The tally consists of actual sales for the four days since the film opened last Friday, and a Christmas day estimate. Final sales data will be issued on Wednesday.
Through December 24, the film had also earned $27.5 million in 17 international markets, mostly in Asia. The critically maligned sequel to the 2004 smash “National Treasure” stars Cage as a treasure hunter who flies around the world trying to solve an ancient puzzle related to Lincoln’s assassination.
Will Smith’s sci-fi thriller “I Am Legend” was No. 2 with five-day sales of $47.5 million, taking its 12-day haul to $150.8 million, said Warner Bros. Pictures.
Because of the holiday, data for many films were incomplete. Twentieth Century Fox reported a four-day tally of $32.8 million for its surprise hit “Alvin and the Chipmunks,” saying it was impossible to estimate Christmas Day sales. After 11 days, the kids film has earned $88.7 million.
The fact-based political comedy “Charlie Wilson’s War” earned $14.75 million, and the Johnny Depp musical “Sweeney Todd” $12.75 million, both after five days. Their respective studios, Universal Pictures and DreamWorks Pictures, warned that the Christmas Day components were rough guesses.

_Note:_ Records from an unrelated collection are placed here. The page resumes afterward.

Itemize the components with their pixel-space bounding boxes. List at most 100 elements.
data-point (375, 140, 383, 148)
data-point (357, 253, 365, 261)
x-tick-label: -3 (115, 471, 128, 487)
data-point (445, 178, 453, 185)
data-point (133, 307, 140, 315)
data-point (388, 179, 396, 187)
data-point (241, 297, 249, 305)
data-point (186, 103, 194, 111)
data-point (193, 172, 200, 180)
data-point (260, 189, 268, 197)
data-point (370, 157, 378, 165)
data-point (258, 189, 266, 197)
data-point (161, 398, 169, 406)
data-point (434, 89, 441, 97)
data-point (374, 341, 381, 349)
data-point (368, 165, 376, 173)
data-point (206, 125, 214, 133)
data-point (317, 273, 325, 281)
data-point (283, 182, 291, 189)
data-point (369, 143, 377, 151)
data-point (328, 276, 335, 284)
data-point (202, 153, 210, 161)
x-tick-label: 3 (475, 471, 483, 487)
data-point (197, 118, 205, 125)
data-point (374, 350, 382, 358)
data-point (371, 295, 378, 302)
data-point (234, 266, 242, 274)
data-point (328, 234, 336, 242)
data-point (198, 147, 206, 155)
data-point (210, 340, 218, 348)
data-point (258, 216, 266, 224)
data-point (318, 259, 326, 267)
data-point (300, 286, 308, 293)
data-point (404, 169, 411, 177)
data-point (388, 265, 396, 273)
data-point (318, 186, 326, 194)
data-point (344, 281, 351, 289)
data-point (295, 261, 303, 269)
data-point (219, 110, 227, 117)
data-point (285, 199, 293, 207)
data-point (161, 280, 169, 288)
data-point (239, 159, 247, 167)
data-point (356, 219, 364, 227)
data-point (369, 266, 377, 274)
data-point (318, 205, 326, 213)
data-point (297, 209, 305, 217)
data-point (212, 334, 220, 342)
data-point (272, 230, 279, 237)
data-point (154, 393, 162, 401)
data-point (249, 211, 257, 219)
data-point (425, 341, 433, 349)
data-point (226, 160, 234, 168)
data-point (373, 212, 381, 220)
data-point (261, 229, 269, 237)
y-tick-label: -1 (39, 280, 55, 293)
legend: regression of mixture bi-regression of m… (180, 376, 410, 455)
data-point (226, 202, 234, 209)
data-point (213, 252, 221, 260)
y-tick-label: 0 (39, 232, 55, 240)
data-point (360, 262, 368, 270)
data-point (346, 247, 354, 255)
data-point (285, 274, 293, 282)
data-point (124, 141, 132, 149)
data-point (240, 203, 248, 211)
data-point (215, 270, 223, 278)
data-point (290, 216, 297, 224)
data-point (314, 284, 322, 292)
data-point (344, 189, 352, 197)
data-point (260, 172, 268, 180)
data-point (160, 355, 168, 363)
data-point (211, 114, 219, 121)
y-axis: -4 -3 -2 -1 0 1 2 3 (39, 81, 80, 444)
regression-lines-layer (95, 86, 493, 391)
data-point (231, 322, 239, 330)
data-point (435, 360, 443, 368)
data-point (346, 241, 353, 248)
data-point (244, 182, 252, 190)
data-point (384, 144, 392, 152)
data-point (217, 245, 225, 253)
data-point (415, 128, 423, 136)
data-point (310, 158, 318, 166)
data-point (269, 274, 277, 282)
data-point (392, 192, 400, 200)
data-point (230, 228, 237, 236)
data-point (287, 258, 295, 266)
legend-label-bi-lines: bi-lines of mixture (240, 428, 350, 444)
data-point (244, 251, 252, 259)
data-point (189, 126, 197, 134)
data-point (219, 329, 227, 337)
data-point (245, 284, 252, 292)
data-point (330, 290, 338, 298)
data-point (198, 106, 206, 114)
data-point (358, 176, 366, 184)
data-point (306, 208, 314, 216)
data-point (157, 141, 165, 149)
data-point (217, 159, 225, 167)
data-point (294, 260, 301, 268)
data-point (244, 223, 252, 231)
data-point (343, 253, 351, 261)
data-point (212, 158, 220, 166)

The box office jury is still out on “Charlie Wilson,” a high-profile vehicle starring Tom Hanks and Julia Roberts, which is playing in twice as many theaters as “Sweeney Todd,” which DreamWorks co-produced with Warner Bros.
Further down the rankings, “P.S. I Love You” had earned $9.1 million in its first five days. After a low-key opening weekend, Warner Bros. said it hoped more women would turn out in force for the Hilary Swank tearjerker now that Christmas-related chores are behind them.
The musical spoof “Walk Hard: The Dewey Cox Story” reported a four-day haul of $4.7 million. Distributor Columbia Pictures did not have a Christmas Day estimate for the box office disappointment.
Midfield rankings will change when final data are issued Wednesday because they will include sales for three Christmas Day releases: the action sequel “Alien vs. Predator: Requiem,” the Denzel Washington drama “The Great Debaters,” and the family fantasy “The Water Horse: Legend of the Deep.”
Walt Disney Pictures is a unit of Walt Disney Co. Warner Bros. is a unit of Time Warner Inc. Twentieth Century Fox is a unit of News Corp. Universal Pictures, a unit of General Electric Co’s NBC Universal. DreamWorks Pictures is a unit of Viacom Inc. Columbia Pictures is a unit of Sony Corp.